The sculpture was about nine feet tall, an Amazonian or Lachaisian woman with a stump for a head and skin made of plastic tiles—Shrinky Dink plastic, I realized as I got closer. On each of the die-face-sized tiles Maryanne had drawn some portion of the figure’s oddly shaped body in colored pencil: part of a toenail or ankle, part of a navel or areola, or just a square of peach-flesh skin. When I kneeled down, I saw that the figure’s dark pubic hair was suggested by tile-sized drawings or tracings of Freud’s head (“the Shrinky Shrink,” Maryanne later explained). The imbricated tiles tinkled from the breeze of my waving hand, since they weren’t stuck like skin to a hidden skeleton as I’d imagined on first glance, but were finely punctured and hung by fishing line from a framework of white cardboard and silver wire, resulting in an impressive if not unquestionably beautiful mosaic sculpture. I was still studying the thing when Maryanne returned to the room. “This is fantastic,” I said. She thanked me and described in unintelligible detail her ingenious method for making the sculpture. I complimented her again. “It’s too lumpy, though,” she said, “and I can’t figure out how to make her head.”

She walked over to her dresser, on top of which there were maybe a dozen tapes and CDs, a boom box, and a school portrait of Rowan, manifesting the genre’s ironies, I hoped, in that the most contortedly counterfeit school-photo smiles are forced by the purest of heart. She put on a Tricky CD and sat down on the edge of her queen-sized bed, dressed with a quilt made of brick-sized patches of small-town suits. I sat down next to her. “So did you go to art school?” I said.

She laughed. “I can’t afford art school. I just wing it. I’m almost a folk artist. When they interview me, I’m gonna act super bumpkiny.”

“You think they’ll buy that? I mean, you’re in Chicago and all.”

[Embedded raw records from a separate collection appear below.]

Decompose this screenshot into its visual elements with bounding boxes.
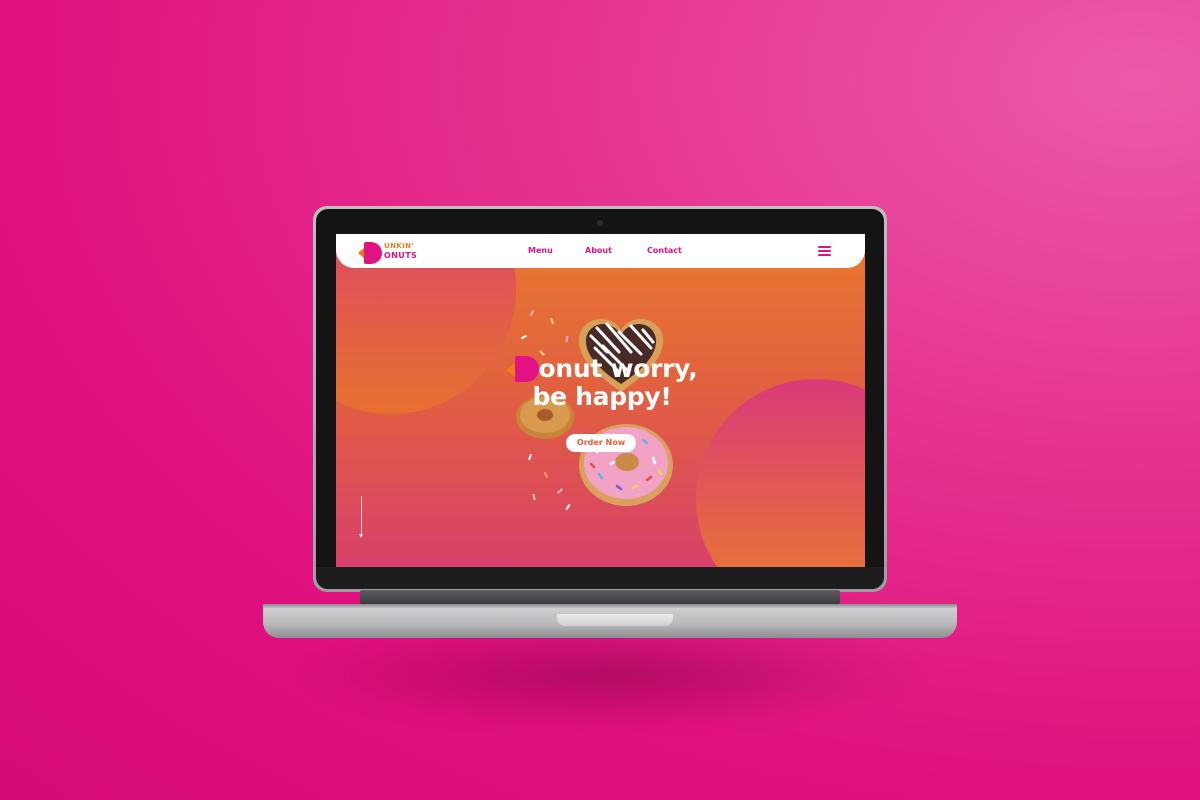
logo-line-2: ONUTS [384,251,418,260]
hero-headline: onut worry, be happy! [472,355,732,411]
top-navbar: UNKIN' ONUTS Menu About Contact [336,234,865,268]
laptop-open-notch [557,614,673,626]
camera-icon [597,220,603,226]
headline-line-2: be happy! [532,382,672,411]
logo-initial [364,242,382,264]
logo-line-1: UNKIN' [384,242,414,250]
order-now-button[interactable]: Order Now [566,434,636,452]
website-screen: UNKIN' ONUTS Menu About Contact onut wor… [336,234,865,567]
nav-link-about[interactable]: About [585,246,612,255]
nav-link-menu[interactable]: Menu [528,246,553,255]
headline-logo-d-icon [505,356,539,382]
brand-logo[interactable]: UNKIN' ONUTS [358,242,434,264]
nav-link-contact[interactable]: Contact [647,246,682,255]
laptop-keyboard [360,590,840,604]
hamburger-icon[interactable] [818,246,831,256]
scroll-indicator-line [361,496,362,536]
screen-chin [316,567,884,589]
laptop-base-edge [263,604,957,608]
scroll-down-arrow-icon[interactable] [359,534,363,538]
headline-line-1: onut worry, [538,354,698,383]
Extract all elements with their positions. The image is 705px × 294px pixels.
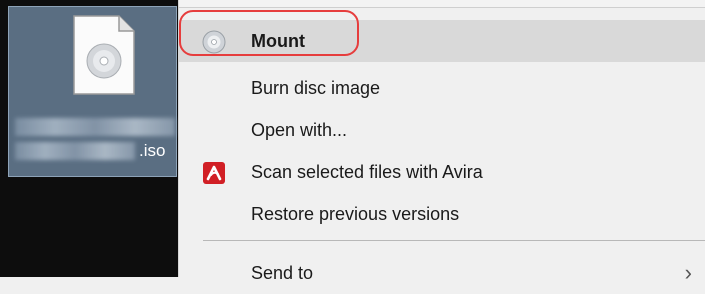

“I don’t really think there’ll be interviews.”

“There might be.”

“I still need to make the head.”

“I like how swirly this music sounds,” I said, and lay down with my legs still hanging over the bed, my boots grazing the floor. I turned my head to look at the trophies on Rowan’s dresser. The quilt smelled like the corner of a storage closet that was itself in the corner of a thrift store’s back room. The trophies were topped with chess knights and kings, bowling balls and bowlers, tennis rackets and players, curling stones and brooms. “Rowan must be really smart and athletic,” I said.